4. Log in to MyTax and complete e-B
Sign in to the MyTax portal (ezHASiL), open the e-B form, and key in your income, expenses, and reliefs. The system calculates your tax automatically. Reset your password today if you have forgotten it — do not discover a login problem at 11pm on 15 July.
5. Reconcile what you have already paid
Check tax instalments you have already made — for example CP500 instalments or any monthly deductions — against the tax the form calculates. You either owe a balance or are due a refund. Knowing the number now lets you plan the payment rather than be surprised.
6. Submit, pay, and save the acknowledgement
Submit the e-B, pay any balance through ByrHASiL or your bank, and download the acknowledgement. Then file your records safely: Malaysia requires you to keep supporting documents for seven years.

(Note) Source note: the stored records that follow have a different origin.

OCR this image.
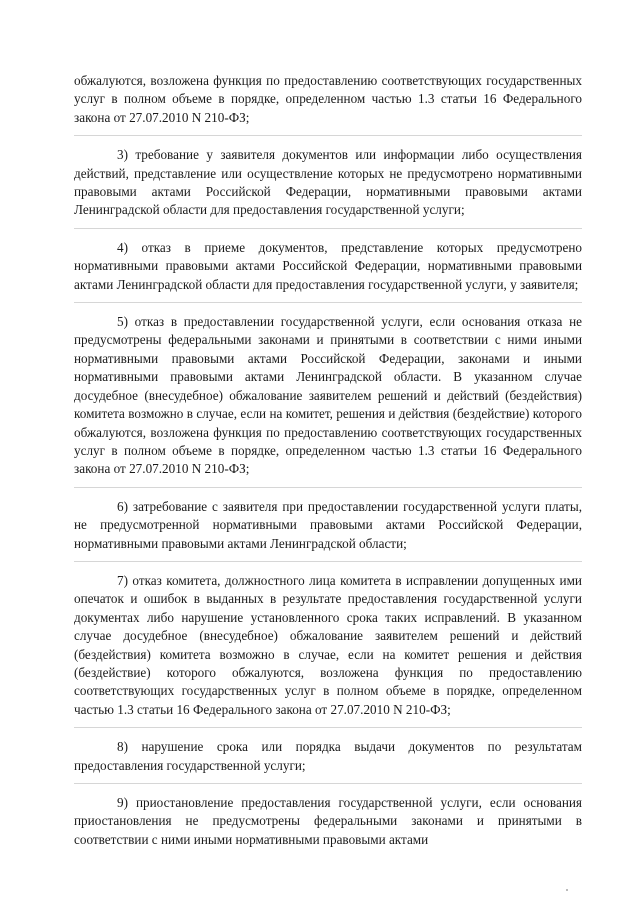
обжалуются, возложена функция по предоставлению соответствующих государственных услуг в полном объеме в порядке, определенном частью 1.3 статьи 16 Федерального закона от 27.07.2010 N 210-ФЗ;

3) требование у заявителя документов или информации либо осуществления действий, представление или осуществление которых не предусмотрено нормативными правовыми актами Российской Федерации, нормативными правовыми актами Ленинградской области для предоставления государственной услуги;

4) отказ в приеме документов, представление которых предусмотрено нормативными правовыми актами Российской Федерации, нормативными правовыми актами Ленинградской области для предоставления государственной услуги, у заявителя;

5) отказ в предоставлении государственной услуги, если основания отказа не предусмотрены федеральными законами и принятыми в соответствии с ними иными нормативными правовыми актами Российской Федерации, законами и иными нормативными правовыми актами Ленинградской области. В указанном случае досудебное (внесудебное) обжалование заявителем решений и действий (бездействия) комитета возможно в случае, если на комитет, решения и действия (бездействие) которого обжалуются, возложена функция по предоставлению соответствующих государственных услуг в полном объеме в порядке, определенном частью 1.3 статьи 16 Федерального закона от 27.07.2010 N 210-ФЗ;

6) затребование с заявителя при предоставлении государственной услуги платы, не предусмотренной нормативными правовыми актами Российской Федерации, нормативными правовыми актами Ленинградской области;

7) отказ комитета, должностного лица комитета в исправлении допущенных ими опечаток и ошибок в выданных в результате предоставления государственной услуги документах либо нарушение установленного срока таких исправлений. В указанном случае досудебное (внесудебное) обжалование заявителем решений и действий (бездействия) комитета возможно в случае, если на комитет решения и действия (бездействие) которого обжалуются, возложена функция по предоставлению соответствующих государственных услуг в полном объеме в порядке, определенном частью 1.3 статьи 16 Федерального закона от 27.07.2010 N 210-ФЗ;

8) нарушение срока или порядка выдачи документов по результатам предоставления государственной услуги;

9) приостановление предоставления государственной услуги, если основания приостановления не предусмотрены федеральными законами и принятыми в соответствии с ними иными нормативными правовыми актами
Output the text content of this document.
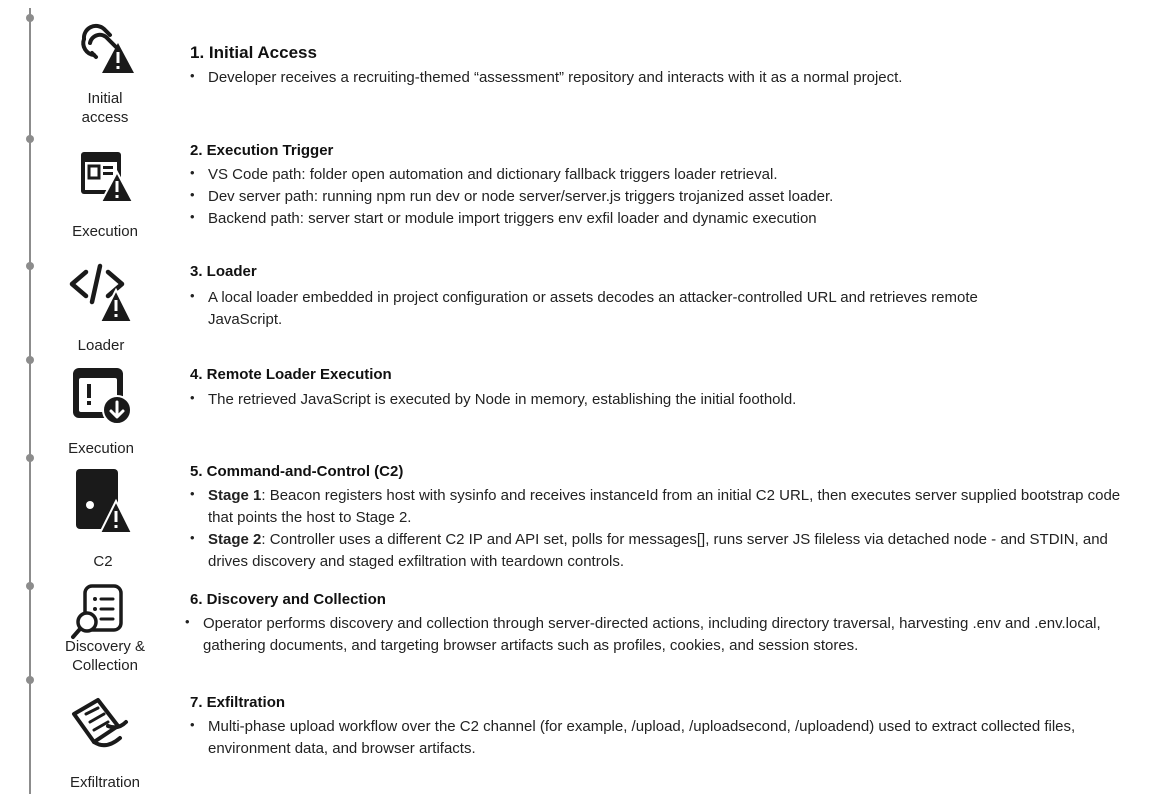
Initial
access
1. Initial Access
• Developer receives a recruiting-themed “assessment” repository and interacts with it as a normal project.
Execution
2. Execution Trigger
• VS Code path: folder open automation and dictionary fallback triggers loader retrieval.
• Dev server path: running npm run dev or node server/server.js triggers trojanized asset loader.
• Backend path: server start or module import triggers env exfil loader and dynamic execution
Loader
3. Loader
• A local loader embedded in project configuration or assets decodes an attacker-controlled URL and retrieves remote JavaScript.
Execution
4. Remote Loader Execution
• The retrieved JavaScript is executed by Node in memory, establishing the initial foothold.
C2
5. Command-and-Control (C2)
• Stage 1: Beacon registers host with sysinfo and receives instanceId from an initial C2 URL, then executes server supplied bootstrap code that points the host to Stage 2.
• Stage 2: Controller uses a different C2 IP and API set, polls for messages[], runs server JS fileless via detached node - and STDIN, and drives discovery and staged exfiltration with teardown controls.
Discovery &
Collection
6. Discovery and Collection
• Operator performs discovery and collection through server-directed actions, including directory traversal, harvesting .env and .env.local, gathering documents, and targeting browser artifacts such as profiles, cookies, and session stores.
Exfiltration
7. Exfiltration
• Multi-phase upload workflow over the C2 channel (for example, /upload, /uploadsecond, /uploadend) used to extract collected files, environment data, and browser artifacts.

What late filing actually costs
Missing 15 July is expensive. Late payment of tax attracts a 10% penalty on the unpaid amount, rising to 15% if still unpaid after 60 days. Late or non-filing can, under section 112 of the Income Tax Act, lead to a fine of RM200 to RM20,000, imprisonment, or both — and LHDN may also raise penalties on under-declared tax. The cost of filing on time is always lower than the cost of not.
If you can't pay the full amount
File on time even if you cannot pay in full — the filing and payment penalties are separate, so submitting the return stops the larger filing-related exposure. You can then approach LHDN to arrange an instalment plan, and if you were penalised despite filing in good faith you may submit an appeal through MyTax. The worst move is to not file at all.
Why digital records save your deadline
Almost every painful 15 July is caused by the same thing: receipts scattered across email, messaging apps, glove boxes, and wallets. When your records are already captured, the final-stretch checklist takes an evening, not a week. Tools like Denpyo let you photograph a receipt the moment you pay, automatically extracting the date, amount, vendor, and category, so your expense total and your seven-year archive are ready when you open the e-B form. To gauge your likely bill before you file, run the numbers through an income tax calculator.
Summary
Form B for YA 2025 is due by 15 July 2026 for e-filers. In the final stretch: total all income, capture every deductible expense, claim every relief you qualify for, complete e-B on MyTax, reconcile instalments already paid, then submit and keep the acknowledgement for seven years. Filing late risks a 10% payment penalty and fines from RM200 to RM20,000 — so even if you cannot pay in full, file on time and arrange the balance with LHDN. Keep your receipts digital year-round and next July becomes a non-event. Always confirm the latest rules on the LHDN website.